I have seen the new Bard's Tale game advertised in a couple magazines. I wouldn't mind picking it up once the price drops a bit. Is it as humorous as it promises to be?


----------



## aftermath (Dec 7, 2004)

That's what makes the game. It has a very funny script. And it even has good voicing acting to boot. 

 When i got it, it was 70 bucks.. but i needed a good game.


----------



## Leto (Dec 10, 2004)

Done with Prince of Persia 2.  Now onto Alexandre.


----------



## Sirathiel (Dec 11, 2004)

Well, I'm currently playing 'Enigma'. Ok, just laugh at me and get it over.  

Well, I've got a very shitty graphic chip, so that's practically what limits the games I can play on my laptop.

I've also got Warcraft 3 on my PC. But I've reached a stand-still there quite some time ago. And I just don't want to try that particular nasty level for the umpteenth time...

That leaves me with Enigma which is at least 1 million times better as all those little MS games like Minesweeper (fondly nicknamed Mindsweeper....)


----------



## Arnold J. Rimmer (Dec 11, 2004)

I'm playing Star Wars Galaxies, god help me  No, but seriously I WILL become a Jedi before next Christmas!

Don't find time between SWG and JTL to play much, but when I want a change I have ShenmueII to dabble with.

Has anyone got/played Dead or Alive Ultimate (or Online?) for Xbox?


----------



## Leto (Dec 16, 2004)

Lacedaemonian said:
			
		

> Leto - What is *In Memorium* like?  Is it any good?  Also *Pirates* and *Alexander*, are they any good?  I own all three but have never touched them.


About Alexander, well it's a solid strategy game yet it miss something to be really fun.
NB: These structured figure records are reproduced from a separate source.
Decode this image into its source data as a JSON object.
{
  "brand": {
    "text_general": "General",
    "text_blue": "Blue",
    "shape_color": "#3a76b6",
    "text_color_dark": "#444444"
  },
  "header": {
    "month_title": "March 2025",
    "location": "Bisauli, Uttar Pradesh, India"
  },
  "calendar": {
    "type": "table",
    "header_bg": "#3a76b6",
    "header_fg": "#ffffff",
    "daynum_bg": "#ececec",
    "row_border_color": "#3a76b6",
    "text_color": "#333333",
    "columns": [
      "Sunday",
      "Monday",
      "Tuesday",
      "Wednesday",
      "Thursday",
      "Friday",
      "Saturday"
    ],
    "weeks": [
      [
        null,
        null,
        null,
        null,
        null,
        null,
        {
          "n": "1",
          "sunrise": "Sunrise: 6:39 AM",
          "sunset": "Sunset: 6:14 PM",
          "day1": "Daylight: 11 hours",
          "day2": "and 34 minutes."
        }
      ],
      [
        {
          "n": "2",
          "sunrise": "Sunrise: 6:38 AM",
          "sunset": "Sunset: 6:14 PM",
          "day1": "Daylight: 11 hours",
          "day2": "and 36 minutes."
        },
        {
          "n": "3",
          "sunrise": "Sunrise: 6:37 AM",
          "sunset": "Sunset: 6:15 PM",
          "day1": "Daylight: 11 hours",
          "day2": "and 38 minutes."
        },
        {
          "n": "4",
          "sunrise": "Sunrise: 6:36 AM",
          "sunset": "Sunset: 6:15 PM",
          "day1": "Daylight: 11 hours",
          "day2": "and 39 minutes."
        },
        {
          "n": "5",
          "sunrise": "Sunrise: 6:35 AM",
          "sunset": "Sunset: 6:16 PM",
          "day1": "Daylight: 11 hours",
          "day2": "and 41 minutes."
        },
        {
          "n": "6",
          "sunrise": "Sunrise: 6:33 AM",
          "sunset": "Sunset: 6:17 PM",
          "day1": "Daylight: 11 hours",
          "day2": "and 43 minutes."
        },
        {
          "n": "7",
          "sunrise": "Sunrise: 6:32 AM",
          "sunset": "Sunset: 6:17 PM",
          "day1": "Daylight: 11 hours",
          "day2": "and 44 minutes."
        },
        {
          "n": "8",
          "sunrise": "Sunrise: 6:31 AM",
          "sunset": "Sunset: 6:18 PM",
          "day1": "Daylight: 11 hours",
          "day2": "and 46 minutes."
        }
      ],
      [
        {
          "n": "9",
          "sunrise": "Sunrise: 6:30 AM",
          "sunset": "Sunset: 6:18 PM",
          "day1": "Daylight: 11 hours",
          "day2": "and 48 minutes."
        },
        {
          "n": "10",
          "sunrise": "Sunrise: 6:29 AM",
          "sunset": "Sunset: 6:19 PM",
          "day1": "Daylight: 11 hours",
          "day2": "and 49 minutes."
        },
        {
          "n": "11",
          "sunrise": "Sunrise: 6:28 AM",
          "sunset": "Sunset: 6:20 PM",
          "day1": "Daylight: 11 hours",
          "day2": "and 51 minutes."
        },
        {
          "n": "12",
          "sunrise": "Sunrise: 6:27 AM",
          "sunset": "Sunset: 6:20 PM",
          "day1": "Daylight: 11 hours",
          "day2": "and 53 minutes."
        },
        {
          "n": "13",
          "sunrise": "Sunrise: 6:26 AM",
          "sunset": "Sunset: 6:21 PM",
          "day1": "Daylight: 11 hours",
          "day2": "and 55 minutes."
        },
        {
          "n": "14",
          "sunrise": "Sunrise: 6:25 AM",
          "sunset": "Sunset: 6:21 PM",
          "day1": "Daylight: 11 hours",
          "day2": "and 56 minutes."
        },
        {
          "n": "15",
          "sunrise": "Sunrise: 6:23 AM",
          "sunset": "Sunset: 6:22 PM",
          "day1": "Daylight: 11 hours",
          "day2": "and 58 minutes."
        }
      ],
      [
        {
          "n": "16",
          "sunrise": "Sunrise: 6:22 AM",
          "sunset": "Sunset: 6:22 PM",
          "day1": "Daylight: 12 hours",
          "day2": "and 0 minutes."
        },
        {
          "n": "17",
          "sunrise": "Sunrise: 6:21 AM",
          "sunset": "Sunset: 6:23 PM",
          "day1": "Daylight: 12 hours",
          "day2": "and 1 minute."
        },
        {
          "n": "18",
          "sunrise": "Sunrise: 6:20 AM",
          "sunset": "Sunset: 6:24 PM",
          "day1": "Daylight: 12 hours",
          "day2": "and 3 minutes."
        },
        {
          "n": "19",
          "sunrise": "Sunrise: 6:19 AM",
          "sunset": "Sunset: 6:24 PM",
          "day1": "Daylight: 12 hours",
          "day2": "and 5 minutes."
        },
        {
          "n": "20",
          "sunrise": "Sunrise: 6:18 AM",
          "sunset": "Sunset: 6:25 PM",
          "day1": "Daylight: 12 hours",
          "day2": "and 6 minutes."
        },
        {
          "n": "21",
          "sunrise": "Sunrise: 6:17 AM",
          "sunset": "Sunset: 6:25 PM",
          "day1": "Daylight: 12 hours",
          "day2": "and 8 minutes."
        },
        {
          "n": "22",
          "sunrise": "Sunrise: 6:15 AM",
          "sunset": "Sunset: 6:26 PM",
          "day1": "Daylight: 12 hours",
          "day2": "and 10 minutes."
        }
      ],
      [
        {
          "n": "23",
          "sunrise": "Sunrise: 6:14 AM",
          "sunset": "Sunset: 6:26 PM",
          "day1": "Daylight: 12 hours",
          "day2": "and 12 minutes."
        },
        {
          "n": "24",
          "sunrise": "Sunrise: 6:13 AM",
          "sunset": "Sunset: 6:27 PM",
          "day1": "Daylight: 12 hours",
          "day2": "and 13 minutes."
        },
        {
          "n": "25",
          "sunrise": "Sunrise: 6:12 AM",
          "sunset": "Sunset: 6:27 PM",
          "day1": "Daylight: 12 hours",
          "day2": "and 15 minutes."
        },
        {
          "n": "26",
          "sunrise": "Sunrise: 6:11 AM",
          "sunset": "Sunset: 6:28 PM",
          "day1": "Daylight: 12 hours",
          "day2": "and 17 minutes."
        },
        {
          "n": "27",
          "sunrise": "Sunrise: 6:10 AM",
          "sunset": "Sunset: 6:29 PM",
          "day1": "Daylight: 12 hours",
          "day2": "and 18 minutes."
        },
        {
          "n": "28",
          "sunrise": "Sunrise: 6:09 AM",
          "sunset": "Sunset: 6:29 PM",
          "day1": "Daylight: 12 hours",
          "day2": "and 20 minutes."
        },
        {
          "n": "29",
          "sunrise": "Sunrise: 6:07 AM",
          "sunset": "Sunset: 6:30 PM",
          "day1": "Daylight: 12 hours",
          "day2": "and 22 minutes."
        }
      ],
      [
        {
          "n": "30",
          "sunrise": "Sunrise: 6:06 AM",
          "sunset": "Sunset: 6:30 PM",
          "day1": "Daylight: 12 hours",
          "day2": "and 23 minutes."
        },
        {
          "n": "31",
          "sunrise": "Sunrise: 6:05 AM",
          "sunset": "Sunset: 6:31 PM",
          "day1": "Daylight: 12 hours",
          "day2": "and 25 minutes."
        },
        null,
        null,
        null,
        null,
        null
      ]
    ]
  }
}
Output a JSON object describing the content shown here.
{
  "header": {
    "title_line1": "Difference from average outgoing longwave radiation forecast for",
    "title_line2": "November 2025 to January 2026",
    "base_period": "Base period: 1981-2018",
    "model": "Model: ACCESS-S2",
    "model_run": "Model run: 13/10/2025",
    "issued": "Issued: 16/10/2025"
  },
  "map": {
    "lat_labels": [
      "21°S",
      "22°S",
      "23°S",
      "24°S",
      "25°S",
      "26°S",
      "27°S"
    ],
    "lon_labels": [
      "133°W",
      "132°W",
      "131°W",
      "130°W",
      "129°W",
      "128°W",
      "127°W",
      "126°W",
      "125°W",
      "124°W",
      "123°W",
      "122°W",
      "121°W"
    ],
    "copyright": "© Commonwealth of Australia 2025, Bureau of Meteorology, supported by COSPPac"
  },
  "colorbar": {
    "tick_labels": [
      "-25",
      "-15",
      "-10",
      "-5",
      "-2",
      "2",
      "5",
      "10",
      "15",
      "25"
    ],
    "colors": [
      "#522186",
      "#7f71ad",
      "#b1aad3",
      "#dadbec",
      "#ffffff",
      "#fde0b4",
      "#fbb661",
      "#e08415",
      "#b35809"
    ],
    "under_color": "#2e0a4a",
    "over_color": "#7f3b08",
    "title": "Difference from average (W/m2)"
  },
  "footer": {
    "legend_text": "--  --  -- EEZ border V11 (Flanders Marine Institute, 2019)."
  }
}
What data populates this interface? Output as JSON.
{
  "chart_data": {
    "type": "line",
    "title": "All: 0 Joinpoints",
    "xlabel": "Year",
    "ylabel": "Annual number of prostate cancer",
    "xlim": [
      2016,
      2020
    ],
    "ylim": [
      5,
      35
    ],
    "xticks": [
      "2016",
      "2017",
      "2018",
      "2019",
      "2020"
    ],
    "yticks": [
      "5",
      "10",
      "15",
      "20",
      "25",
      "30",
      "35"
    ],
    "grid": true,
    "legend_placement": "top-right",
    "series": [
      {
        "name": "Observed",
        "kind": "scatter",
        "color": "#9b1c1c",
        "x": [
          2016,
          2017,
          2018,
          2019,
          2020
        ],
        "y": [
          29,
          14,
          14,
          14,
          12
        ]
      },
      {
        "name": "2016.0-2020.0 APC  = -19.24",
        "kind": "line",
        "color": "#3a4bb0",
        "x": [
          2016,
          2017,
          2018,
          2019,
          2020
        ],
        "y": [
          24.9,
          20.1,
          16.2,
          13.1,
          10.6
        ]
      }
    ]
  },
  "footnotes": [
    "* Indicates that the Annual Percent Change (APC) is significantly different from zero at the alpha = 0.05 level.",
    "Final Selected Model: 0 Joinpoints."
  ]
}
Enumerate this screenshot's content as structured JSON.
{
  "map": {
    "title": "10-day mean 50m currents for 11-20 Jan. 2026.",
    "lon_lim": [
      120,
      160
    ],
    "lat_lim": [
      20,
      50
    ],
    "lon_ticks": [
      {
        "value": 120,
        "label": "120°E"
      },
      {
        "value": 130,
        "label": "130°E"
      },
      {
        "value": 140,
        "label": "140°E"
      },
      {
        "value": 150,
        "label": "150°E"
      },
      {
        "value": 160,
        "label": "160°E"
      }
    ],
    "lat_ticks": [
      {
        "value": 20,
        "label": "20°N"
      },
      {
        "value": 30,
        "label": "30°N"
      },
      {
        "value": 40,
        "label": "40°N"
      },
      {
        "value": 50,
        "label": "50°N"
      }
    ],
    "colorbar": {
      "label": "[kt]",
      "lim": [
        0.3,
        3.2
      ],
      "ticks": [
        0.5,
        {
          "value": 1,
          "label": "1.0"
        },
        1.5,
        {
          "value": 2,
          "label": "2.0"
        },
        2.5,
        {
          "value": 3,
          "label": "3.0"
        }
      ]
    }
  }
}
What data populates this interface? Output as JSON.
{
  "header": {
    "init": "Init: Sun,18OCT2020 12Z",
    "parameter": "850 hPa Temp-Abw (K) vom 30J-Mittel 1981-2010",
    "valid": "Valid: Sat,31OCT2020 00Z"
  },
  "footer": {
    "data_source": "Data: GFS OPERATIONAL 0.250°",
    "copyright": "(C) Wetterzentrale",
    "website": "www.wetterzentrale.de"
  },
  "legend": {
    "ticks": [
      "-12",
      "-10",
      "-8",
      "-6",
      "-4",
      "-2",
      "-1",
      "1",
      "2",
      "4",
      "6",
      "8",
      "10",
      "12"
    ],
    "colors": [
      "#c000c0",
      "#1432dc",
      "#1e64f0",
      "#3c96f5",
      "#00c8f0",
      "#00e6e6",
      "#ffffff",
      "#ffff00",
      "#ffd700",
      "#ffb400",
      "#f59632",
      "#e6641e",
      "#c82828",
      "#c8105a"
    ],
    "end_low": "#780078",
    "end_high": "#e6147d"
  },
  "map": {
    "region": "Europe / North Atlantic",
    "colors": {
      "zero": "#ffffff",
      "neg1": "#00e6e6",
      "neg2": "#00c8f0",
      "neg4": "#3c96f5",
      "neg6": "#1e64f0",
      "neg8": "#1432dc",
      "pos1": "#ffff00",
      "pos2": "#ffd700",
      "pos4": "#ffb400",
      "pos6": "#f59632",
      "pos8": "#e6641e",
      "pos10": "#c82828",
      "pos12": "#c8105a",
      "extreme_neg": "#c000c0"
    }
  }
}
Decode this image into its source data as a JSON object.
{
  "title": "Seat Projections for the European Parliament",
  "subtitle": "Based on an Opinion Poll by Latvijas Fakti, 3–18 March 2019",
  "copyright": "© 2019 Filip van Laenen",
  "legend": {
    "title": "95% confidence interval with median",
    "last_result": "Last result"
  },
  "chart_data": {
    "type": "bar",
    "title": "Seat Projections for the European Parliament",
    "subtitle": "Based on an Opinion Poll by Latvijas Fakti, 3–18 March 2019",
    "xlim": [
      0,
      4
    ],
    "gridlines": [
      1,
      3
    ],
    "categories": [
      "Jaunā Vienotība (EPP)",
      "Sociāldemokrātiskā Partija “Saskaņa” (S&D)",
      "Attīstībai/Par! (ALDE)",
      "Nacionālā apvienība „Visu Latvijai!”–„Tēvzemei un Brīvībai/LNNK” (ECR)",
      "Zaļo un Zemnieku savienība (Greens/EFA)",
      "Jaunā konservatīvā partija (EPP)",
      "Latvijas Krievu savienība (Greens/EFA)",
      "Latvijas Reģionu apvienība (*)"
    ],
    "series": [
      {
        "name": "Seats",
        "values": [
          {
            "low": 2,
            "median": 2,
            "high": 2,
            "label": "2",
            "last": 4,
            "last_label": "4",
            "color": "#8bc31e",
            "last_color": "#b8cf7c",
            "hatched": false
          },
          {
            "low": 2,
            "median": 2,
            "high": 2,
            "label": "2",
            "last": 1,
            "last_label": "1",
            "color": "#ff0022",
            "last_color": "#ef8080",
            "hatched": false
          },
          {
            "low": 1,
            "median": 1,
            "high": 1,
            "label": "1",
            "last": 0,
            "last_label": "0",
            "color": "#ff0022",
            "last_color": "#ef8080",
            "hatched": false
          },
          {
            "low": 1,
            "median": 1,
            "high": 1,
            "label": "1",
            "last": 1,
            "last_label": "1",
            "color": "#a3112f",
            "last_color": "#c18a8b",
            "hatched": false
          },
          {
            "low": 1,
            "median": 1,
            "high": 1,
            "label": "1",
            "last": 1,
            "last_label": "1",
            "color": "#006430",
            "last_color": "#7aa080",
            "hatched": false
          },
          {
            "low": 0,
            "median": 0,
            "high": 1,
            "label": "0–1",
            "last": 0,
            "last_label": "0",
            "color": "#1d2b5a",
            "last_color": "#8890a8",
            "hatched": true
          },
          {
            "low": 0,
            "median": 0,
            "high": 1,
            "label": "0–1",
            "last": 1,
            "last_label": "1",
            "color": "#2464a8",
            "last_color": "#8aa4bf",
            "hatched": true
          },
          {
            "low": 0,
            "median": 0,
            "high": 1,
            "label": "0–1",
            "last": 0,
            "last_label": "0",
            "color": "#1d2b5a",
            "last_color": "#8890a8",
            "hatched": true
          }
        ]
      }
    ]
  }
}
Some missions are too long without real challenge. Some are incredibly hard. and compared to the last two games I've played, graphically it's very poor. 2D only ! And not such a good use of movie extracts.


----------



## Rane Longfox (Dec 17, 2004)

Ratchet and Clank 3

I love those lil' dudes


----------



## erickad71 (Dec 17, 2004)

Bought a game for myself for christmas. It's Jak3, and I quite like it.


----------



## pearce (Feb 6, 2005)

*Re:  Pirates*

I got Pirates just after Christmas (too late for this thread?) -- it's very much a remake of the earlier versions, but with a lot more oomph -- if you enjoyed those, you'll enjoy this one.

Having said that, it may not appeal to a lot of gamers -- I've seen some very negative reviews on other sites regarding its repitition and lack of scenarios.  I think it could have been a bit mroe beefed up, but it really is a blast, and not just in the nostalgia dept.

But much like CivIII, there's a great cyclopedia that's integrated into the game, and historical info -- not completely accurate as far as the other pirates whose loot you can plunder, but very cinematic.


----------